As time passes, the factors that led to a Trump victory are far more likely to seem obvious, and Hillary Clinton's defeat a fait accompli. This narrative will find its way into the frozen history found in high school textbooks.

However, there are those who continue to insist that Trump is not their president. After all, countless factors could have changed the election's outcome. Trump's electoral majority came down to some tens of thousands of voters in three pivotal states: Pennsylvania, Michigan, and Wisconsin. What if turnout had been higher in urban areas? What if Vice President Biden had entered the race? If Bernie Sanders had been the Democratic nominee, would we be about to inaugurate our first Jewish socialist president? To some, these counterfactuals feel just as likely as the actual result of the election. Will they wake up and discover it's all a dream and find themselves in a more logical world?

In short, we're living in an alternative-history moment. It's no surprise that Amazon scored the highest ratings in its history when it streamed an adapted Philip K. Dick novel, The Man in the High Castle, envisioning a world where Germany and Japan won World War II. Dick wrote the novel in 1962 after reading a book, Bring the Jubilee by Ward Moore, that imagines what would have happened if the Confederacy had won the Civil War.

Many alternative histories focus on those two pivotal, recognizable eras when a single moment - a battle or a critical assassination - could have changed the direction of history. Yet sometimes - as now - that moment takes the form of a presidential election. Sinclair Lewis' 1935 novel, It Can't Happen Here, imagines right-wing populist President Buzz Windrip, champion of the "forgotten man." In Philip Roth's 2005 novel, The Plot Against America, actual aviator and fascist-sympathizer Charles Lindbergh is elected president in 1940, and the United States is poised to go to war with England.

Ray Bradbury's classic alternative-history story, "A Sound of Thunder," introduces a different twist: Could history be altered through time travel? When a member of a dinosaur safari, who has ventured millions of years into the past, panics and steps on a butterfly, a chain reaction to the insect's destruction results in numerous changes to the present-day Earth of the tale. Variations in the way certain English words are spelled and an altered outcome to a pivotal presidential election offer stark evidence that the voyage through time disrupted reality's original timeline, setting it on a new course.

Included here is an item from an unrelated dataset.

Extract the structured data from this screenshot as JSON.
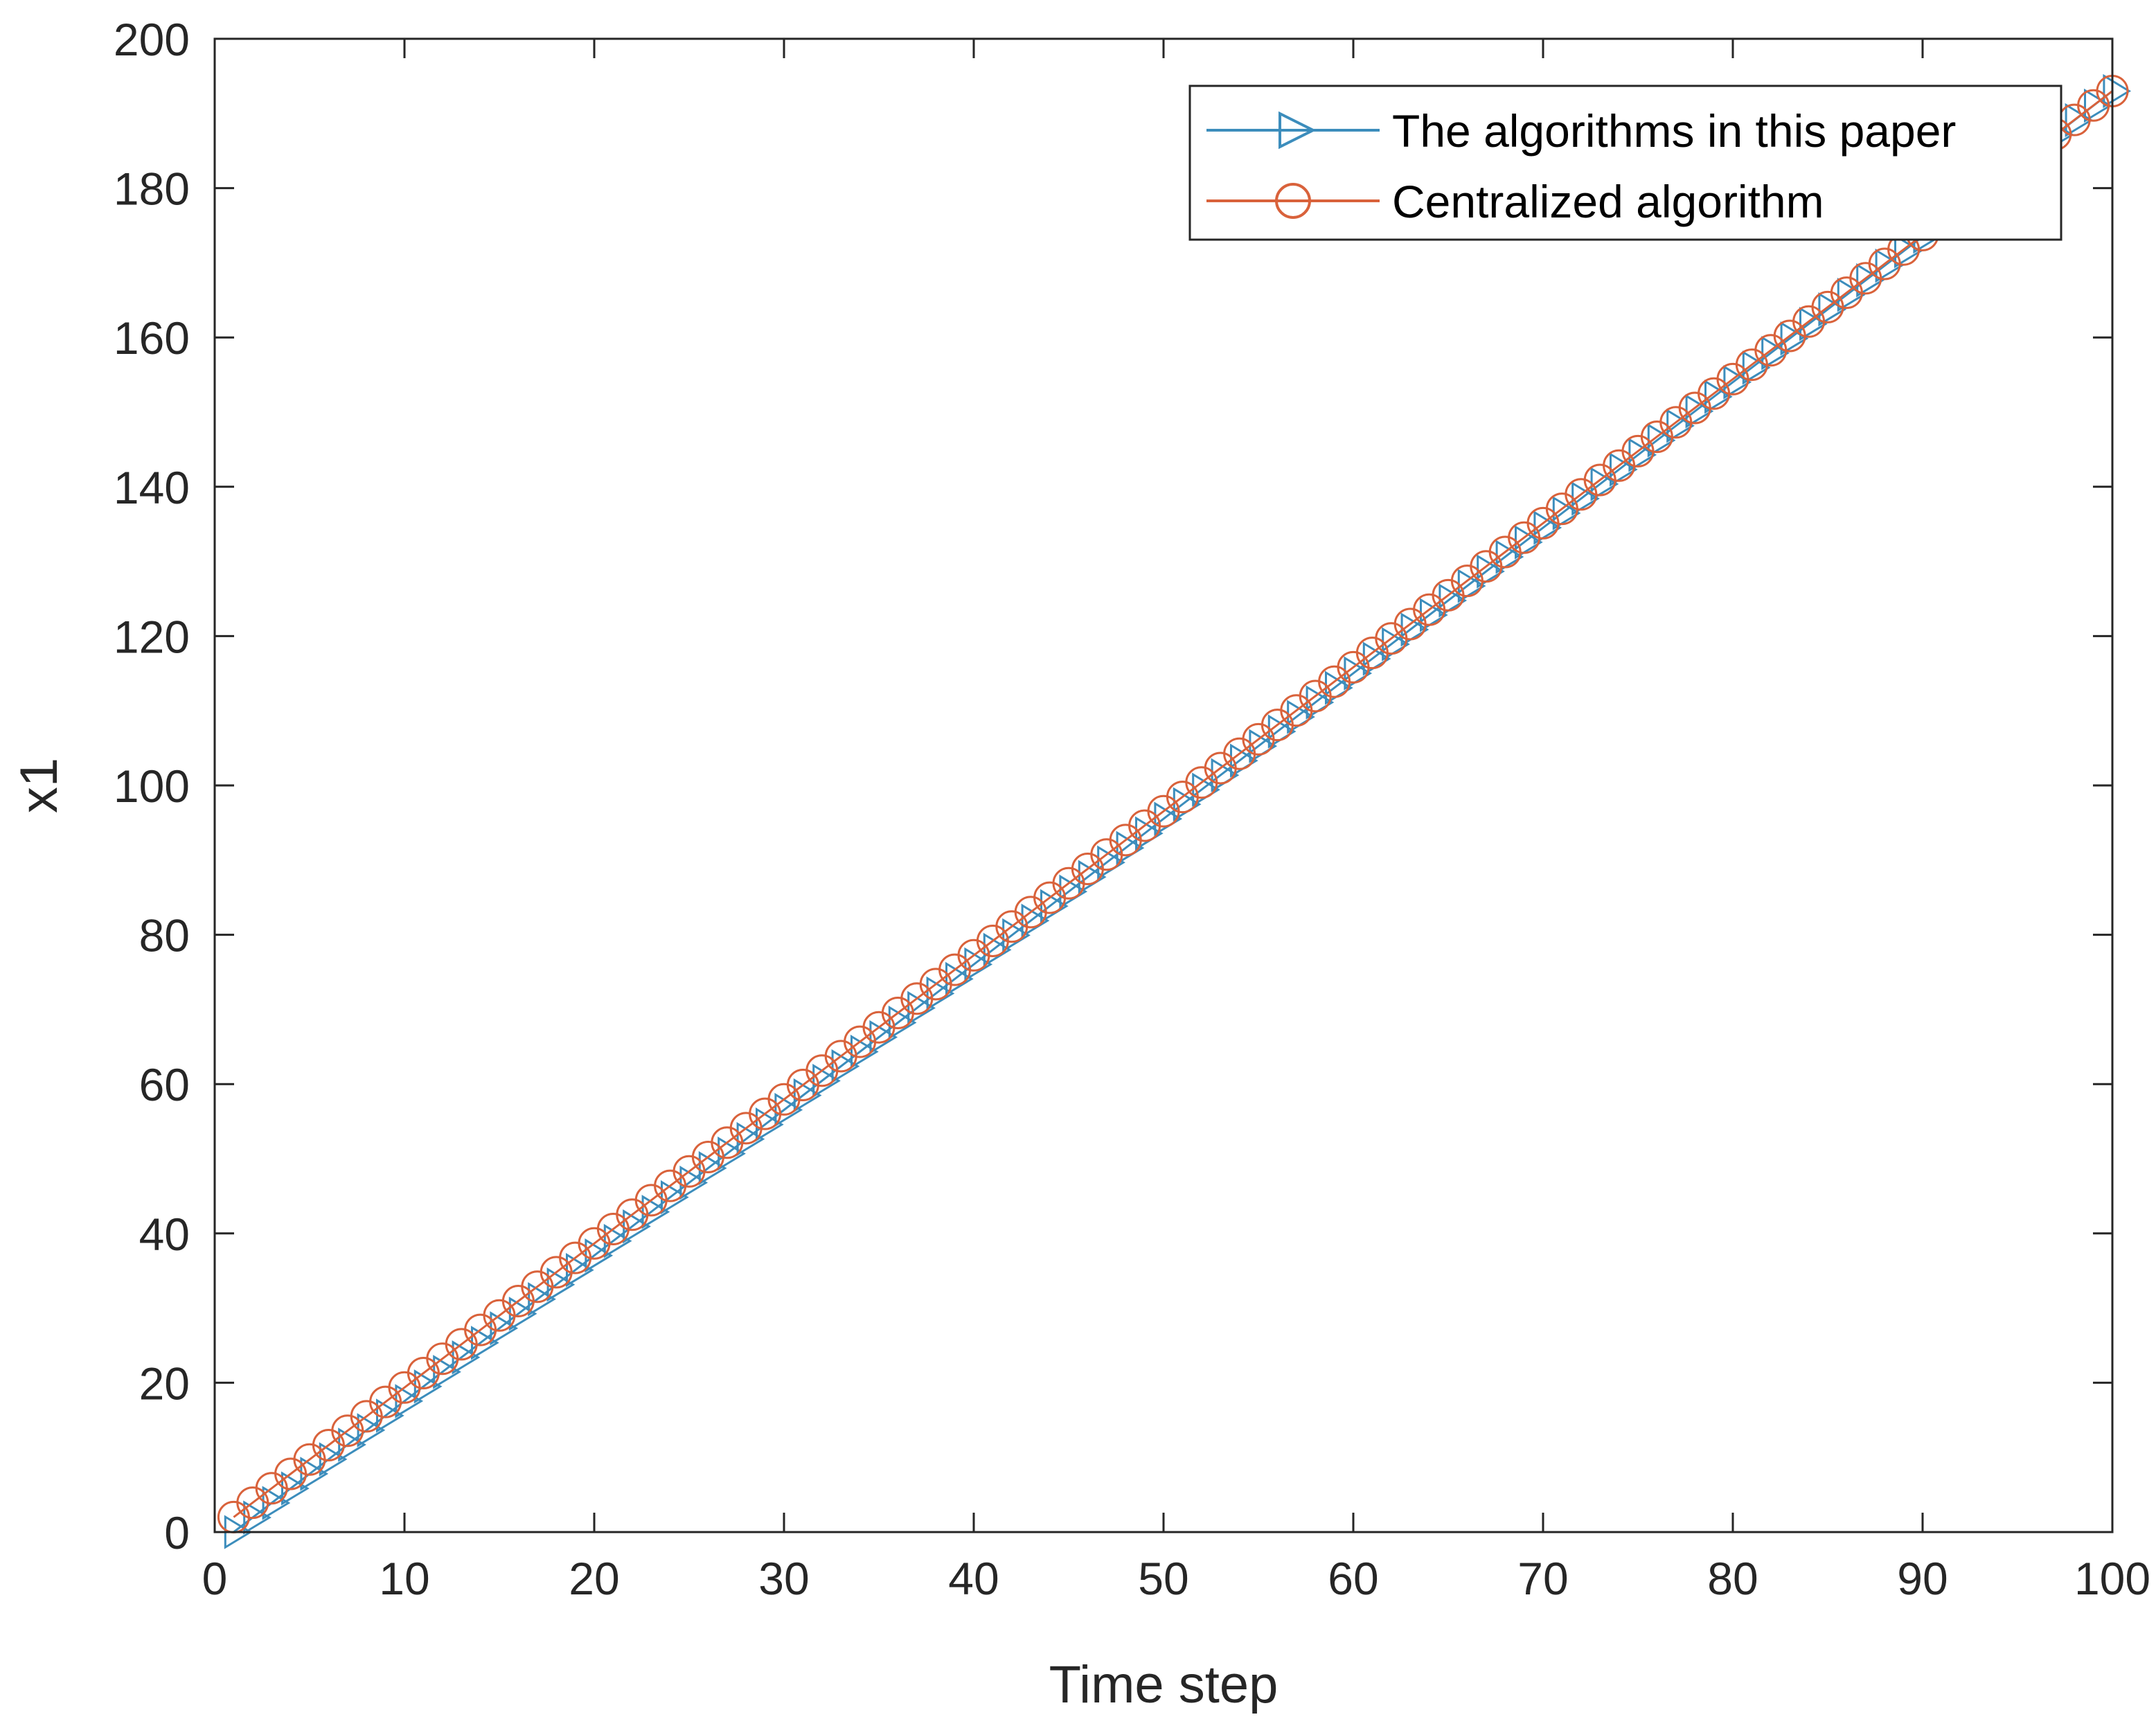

Physicists are familiar with the "butterfly effect" via chaos theory. According to that field of study, hypothetically the flapping of a butterfly's wings over one continent might snowball over time into a change in the weather in another. That's because certain scientific equations are so sensitive to initial conditions that a slight change might lead to a wholly different outcome. If backward time travel were possible, therefore, a minute change in the past might indeed lead to a significant alteration of the present, as Bradbury envisioned in his story.

Could each alteration lead to a forking timeline and a parallel universe? Contemporary physics offers various hypothetical schemes for the branching of reality. Among these is Hugh Everett's unconventional description of what happens when researchers measure particle properties. Known as the "Many Worlds Interpretation" of quantum mechanics, it purports that whenever observers take quantum measurements that result in several possible outcomes, reality bifurcates and the observers themselves split into numerous replicas. Each replica observer records one of the possibilities, never knowing that the other observers are witnessing different results in their own versions of the world. If observers split like amoebas, their measurements no longer collapse multiple possibilities down to one, as mainstream quantum theory suggests.

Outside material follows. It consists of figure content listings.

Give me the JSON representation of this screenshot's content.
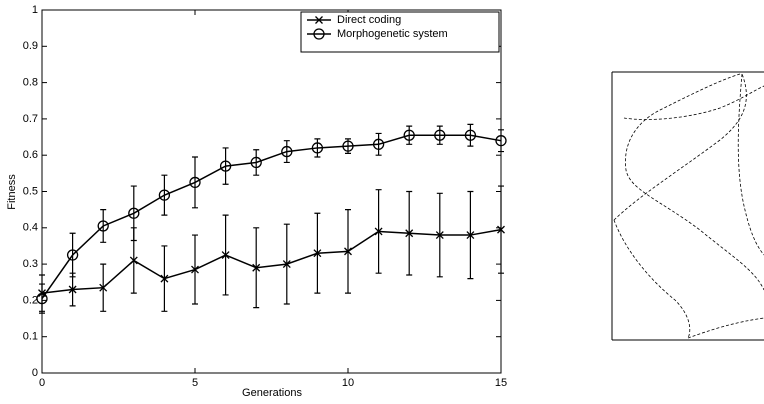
{
  "chart_data": {
    "type": "line",
    "xlabel": "Generations",
    "ylabel": "Fitness",
    "x": [
      0,
      1,
      2,
      3,
      4,
      5,
      6,
      7,
      8,
      9,
      10,
      11,
      12,
      13,
      14,
      15
    ],
    "series": [
      {
        "name": "Direct coding",
        "color": "#000000",
        "marker": "x",
        "values": [
          0.22,
          0.23,
          0.235,
          0.31,
          0.26,
          0.285,
          0.325,
          0.29,
          0.3,
          0.33,
          0.335,
          0.39,
          0.385,
          0.38,
          0.38,
          0.395
        ],
        "errors": [
          0.05,
          0.045,
          0.065,
          0.09,
          0.09,
          0.095,
          0.11,
          0.11,
          0.11,
          0.11,
          0.115,
          0.115,
          0.115,
          0.115,
          0.12,
          0.12
        ]
      },
      {
        "name": "Morphogenetic system",
        "color": "#000000",
        "marker": "o",
        "values": [
          0.205,
          0.325,
          0.405,
          0.44,
          0.49,
          0.525,
          0.57,
          0.58,
          0.61,
          0.62,
          0.625,
          0.63,
          0.655,
          0.655,
          0.655,
          0.64
        ],
        "errors": [
          0.04,
          0.06,
          0.045,
          0.075,
          0.055,
          0.07,
          0.05,
          0.035,
          0.03,
          0.025,
          0.02,
          0.03,
          0.025,
          0.025,
          0.03,
          0.03
        ]
      }
    ],
    "xlim": [
      0,
      15
    ],
    "xticks": [
      0,
      5,
      10,
      15
    ],
    "ylim": [
      0,
      1
    ],
    "yticks": [
      0,
      0.1,
      0.2,
      0.3,
      0.4,
      0.5,
      0.6,
      0.7,
      0.8,
      0.9,
      1
    ],
    "grid": false,
    "legend": "upper right"
  }
}
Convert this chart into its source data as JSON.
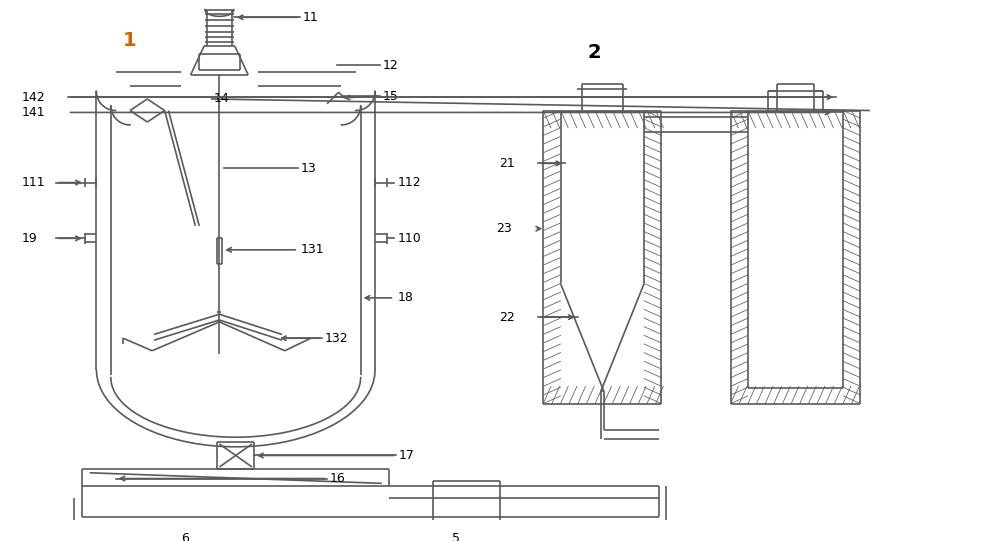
{
  "bg_color": "#ffffff",
  "line_color": "#5a5a5a",
  "label_color": "#000000",
  "label1_color": "#cc6600",
  "title1": "1",
  "title2": "2",
  "figsize": [
    10.0,
    5.41
  ],
  "dpi": 100
}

If the universe is, in fact, a multiverse, how should we respond? Do we close ourselves inside what feels safe and familiar, or can we become more open to infinite possibilities? If we accept that reality itself is fragile and variable, that understanding could lead to empathy, and break down the echo chamber that, some might believe, causes the divisions in our country.

Paths lead in infinite directions, and we must be open to unexpected versions of the future. Most of all, we can no longer say, "That'll never happen."